Precise point positioning (PPP) utilizes a limited number of highly precise and accurate stations to correct GNSS signals. The PPP algorithm divides the responsibility for correction between these stations and GNSS receivers. As a first step, the PPP stations model various known sources of error within GNSS, such as ephemeris inaccuracies, clock discrepancies, and group delay. They then transmit this information to GNSS receivers to conduct further calculations based on local conditions and refine the error estimation. By combining the accumulated signal data with the known error sources provided by the PPP stations, GNSS receivers gauge both global and localized errors (including ionospheric and tropospheric effects), ultimately calculating the necessary signal corrections for accurate positioning.
Despite its high accuracy, the limited number of existing PPP stations results in a longer time for signal correction. Using the PPP method, signal correction may take approximately 20-25 minutes. Particularly challenging conditions can further prolong the time needed to correct the signal, as the receiver independently calculates both ionospheric and tropospheric effects.
PPP is best for heavy equipment operating in open water or remote locations and sub-optimal for consumer GNSS receivers and autonomous vehicles.
The forefront of GNSS signal correction technology today is state space representation (SSR). In addition to providing ephemeris, clock, and code bias discrepancy data like PPP, SSR offers valuable insights into other signal accuracy factors, even the highly localized interferences caused by the ionosphere and troposphere.
Nonetheless, many GNSS receivers lack the capability to effectively process and convert this extensive data into meaningful positions. To address this challenge, SSR data can be transformed into a virtual base station (VBS), effectively simulating an RTK base station for legacy receivers. This bleeding edge method enables the utilization of SSR data even with conventional GNSS receivers, expanding access to high-precision positioning capabilities to more users.
SSR is best for the automotive and robotics industries and sub-optimal for teams using generic receivers.
Choosing a GNSS correction method
Like all technology, GNSS correction methods are constantly evolving, making high-precision positioning more accessible and reliable across a wide range of applications.

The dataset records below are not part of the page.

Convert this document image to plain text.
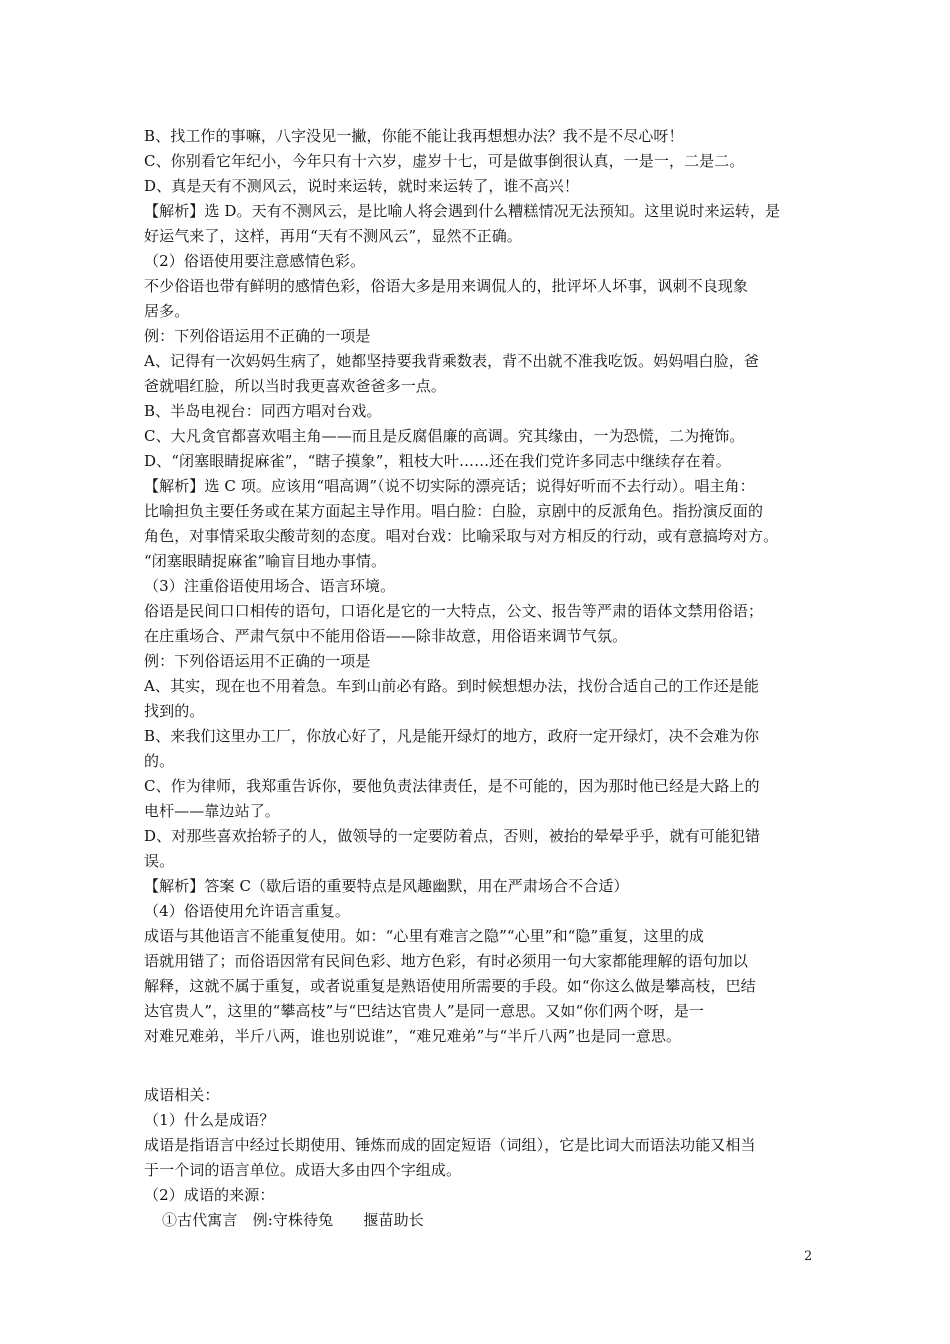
B、找工作的事嘛，八字没见一撇，你能不能让我再想想办法？我不是不尽心呀！
C、你别看它年纪小，今年只有十六岁，虚岁十七，可是做事倒很认真，一是一，二是二。
D、真是天有不测风云，说时来运转，就时来运转了，谁不高兴！
【解析】选 D。天有不测风云，是比喻人将会遇到什么糟糕情况无法预知。这里说时来运转，是
好运气来了，这样，再用“天有不测风云”，显然不正确。
（2）俗语使用要注意感情色彩。
不少俗语也带有鲜明的感情色彩，俗语大多是用来调侃人的，批评坏人坏事，讽刺不良现象
居多。
例：下列俗语运用不正确的一项是
A、记得有一次妈妈生病了，她都坚持要我背乘数表，背不出就不准我吃饭。妈妈唱白脸，爸
爸就唱红脸，所以当时我更喜欢爸爸多一点。
B、半岛电视台：同西方唱对台戏。
C、大凡贪官都喜欢唱主角——而且是反腐倡廉的高调。究其缘由，一为恐慌，二为掩饰。
D、“闭塞眼睛捉麻雀”，“瞎子摸象”，粗枝大叶……还在我们党许多同志中继续存在着。
【解析】选 C 项。应该用“唱高调”（说不切实际的漂亮话；说得好听而不去行动）。唱主角：
比喻担负主要任务或在某方面起主导作用。唱白脸：白脸，京剧中的反派角色。指扮演反面的
角色，对事情采取尖酸苛刻的态度。唱对台戏：比喻采取与对方相反的行动，或有意搞垮对方。
“闭塞眼睛捉麻雀”喻盲目地办事情。
（3）注重俗语使用场合、语言环境。
俗语是民间口口相传的语句，口语化是它的一大特点，公文、报告等严肃的语体文禁用俗语；
在庄重场合、严肃气氛中不能用俗语——除非故意，用俗语来调节气氛。
例：下列俗语运用不正确的一项是
A、其实，现在也不用着急。车到山前必有路。到时候想想办法，找份合适自己的工作还是能
找到的。
B、来我们这里办工厂，你放心好了，凡是能开绿灯的地方，政府一定开绿灯，决不会难为你
的。
C、作为律师，我郑重告诉你，要他负责法律责任，是不可能的，因为那时他已经是大路上的
电杆——靠边站了。
D、对那些喜欢抬轿子的人，做领导的一定要防着点，否则，被抬的晕晕乎乎，就有可能犯错
误。
【解析】答案 C（歇后语的重要特点是风趣幽默，用在严肃场合不合适）
（4）俗语使用允许语言重复。
成语与其他语言不能重复使用。如：“心里有难言之隐”“心里”和“隐”重复，这里的成
语就用错了；而俗语因常有民间色彩、地方色彩，有时必须用一句大家都能理解的语句加以
解释，这就不属于重复，或者说重复是熟语使用所需要的手段。如“你这么做是攀高枝，巴结
达官贵人”，这里的“攀高枝”与“巴结达官贵人”是同一意思。又如“你们两个呀，是一
对难兄难弟，半斤八两，谁也别说谁”，“难兄难弟”与“半斤八两”也是同一意思。
成语相关：
（1）什么是成语？
成语是指语言中经过长期使用、锤炼而成的固定短语（词组），它是比词大而语法功能又相当
于一个词的语言单位。成语大多由四个字组成。
（2）成语的来源：
①古代寓言　例:守株待兔　　揠苗助长
2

However, to serve the increasing demands of organizations using GNSS for applications requiring precise positioning, correction methods must be scalable, efficient and accurate.
Different methods for correcting GNSS signals offer varying levels of accuracy and suitability for specific applications. As they select which is best suited to their use case, users must prioritize their needs, as well as the benefits and trade-offs of each correction method. RTK produces fast, hyper-accurate results in developed areas but can be expensive to deploy in areas without the proper infrastructure. PPP methodology enables users in remote locations to access precise positioning information but can take a substantial amount of time. SSR is powering some of the most innovative applications in technology today, but is not as accessible as other methods due to the limitations of legacy receivers.
Once they have assessed cost, speed and accessibility, developers can select the GNSS correction method that is best for their product or application. As this continued innovation in the GNSS space increasingly helps organizations overcome challenges in signal correction, it will be interesting to see what new cutting-edge technology develops to shape the future of our world.